The present invention relates essentially to a process for heat treatment of steel, such as heating prior to tempering, annealing, cementation or case-hardening (carburization or carbo-nitriding) performed within a furnace in the presence of an atmosphere under constant flow obtained by mixing a carrier gas including nitrogen and if appropriate hydrogen, with an active gas formed by a hydrocarbon with a volumetric proportion of hydrocarbon comprised between 0.2 and 30% of the mixture.
The application of this known process may raise particular difficulties, especially in the case of case-hardening workpieces comprising deep bores or else of workpieces of complex shape. Small deposits of soot deleterious to the quality of the finished product may actually be produced at the bottom of these bores or of other hollow sections which are difficult to reach.
An object of the present invention is to avert or minimise the aforesaid difficulties and to allow a case hardening action which is homogenous and free of soot, even on workpieces reputed to be difficult.
The experiments performed in seeking this result rendered it possible to find that the function of carbon monoxide is of prime importance in the transfer of carbon atoms from the atmosphere to the metal. As a matter of fact, the carbon monoxide renders it possible to perform a case-hardening action on the surface of the metal workpiece by a double-layer effect. The carbon monoxide is absorbed in the form of a metallic carbon-metal composite, rendering it possible to cover the entire surface, even in the least accessible parts, of the workpieces reputed to be difficult, such as those comprising deep bores, or in the cavities of workpieces of complex shape. The hydrocarbon present in the atmosphere may then form a double layer by a bond with the carbon monoxide radicals absorbed. This results in a continuous passage of the carbon atoms thus carried by the double layer, which allows of homogenous case-hardening throughout the parts of the workpieces treated.

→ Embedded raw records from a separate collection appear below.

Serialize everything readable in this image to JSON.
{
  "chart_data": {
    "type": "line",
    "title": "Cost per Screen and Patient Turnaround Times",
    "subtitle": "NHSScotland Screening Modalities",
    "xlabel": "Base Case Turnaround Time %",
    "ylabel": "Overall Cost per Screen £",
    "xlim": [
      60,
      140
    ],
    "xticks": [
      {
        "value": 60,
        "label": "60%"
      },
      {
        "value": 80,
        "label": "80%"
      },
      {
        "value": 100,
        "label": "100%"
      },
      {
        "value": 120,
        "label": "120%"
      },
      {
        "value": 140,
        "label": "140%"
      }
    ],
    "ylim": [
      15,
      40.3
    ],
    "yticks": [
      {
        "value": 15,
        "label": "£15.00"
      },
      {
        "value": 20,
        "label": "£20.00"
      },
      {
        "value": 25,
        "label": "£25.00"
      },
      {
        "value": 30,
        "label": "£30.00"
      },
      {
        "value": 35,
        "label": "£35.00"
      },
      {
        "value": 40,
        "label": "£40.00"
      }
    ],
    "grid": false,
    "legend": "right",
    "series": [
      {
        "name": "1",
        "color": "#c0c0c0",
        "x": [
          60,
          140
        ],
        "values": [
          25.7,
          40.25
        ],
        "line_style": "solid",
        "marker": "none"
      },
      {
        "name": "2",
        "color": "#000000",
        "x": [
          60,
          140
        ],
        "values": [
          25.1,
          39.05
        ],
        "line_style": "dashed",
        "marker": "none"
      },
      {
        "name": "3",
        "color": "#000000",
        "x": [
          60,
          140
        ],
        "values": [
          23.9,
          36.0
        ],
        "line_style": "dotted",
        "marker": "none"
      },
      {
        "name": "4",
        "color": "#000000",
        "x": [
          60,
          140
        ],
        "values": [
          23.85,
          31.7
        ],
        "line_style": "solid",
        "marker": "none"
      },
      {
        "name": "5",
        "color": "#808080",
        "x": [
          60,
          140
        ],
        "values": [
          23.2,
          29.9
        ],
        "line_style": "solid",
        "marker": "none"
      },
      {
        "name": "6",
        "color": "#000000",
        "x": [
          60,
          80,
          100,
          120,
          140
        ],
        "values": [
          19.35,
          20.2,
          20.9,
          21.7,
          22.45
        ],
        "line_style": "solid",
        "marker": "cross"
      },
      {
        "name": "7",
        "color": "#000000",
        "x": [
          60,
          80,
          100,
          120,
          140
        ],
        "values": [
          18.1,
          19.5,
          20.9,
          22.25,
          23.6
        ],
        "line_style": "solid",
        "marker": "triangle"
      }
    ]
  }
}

Experience has also shown that it is important to eliminate any trace of residual oxygen from the atmosphere, so as to prevent a destabilisation of the aforesaid double layer. As a matter of fact, the oxygen molecules cause the forming around them of nucleii of hydrocarbons in the gaseous phase and by virtue of this fact prevent the double layer formed at the metal surface from being supplied with hydrocarbon, which is shown by areas insufficiently rich in carbon on the workpieces, that is to say heterogeneities in case-hardening
It is known moreover that standard industrial nitrogen contains appreciable quantities (apt to reach 2%) of oxygen, carbon dioxide and steam, and experience has also shown that it is this oxygen fed in directly by standard industrial nitrogen, or originating from the decomposition of the carbon dioxide or steam it carries, which destabilises the double layer described above.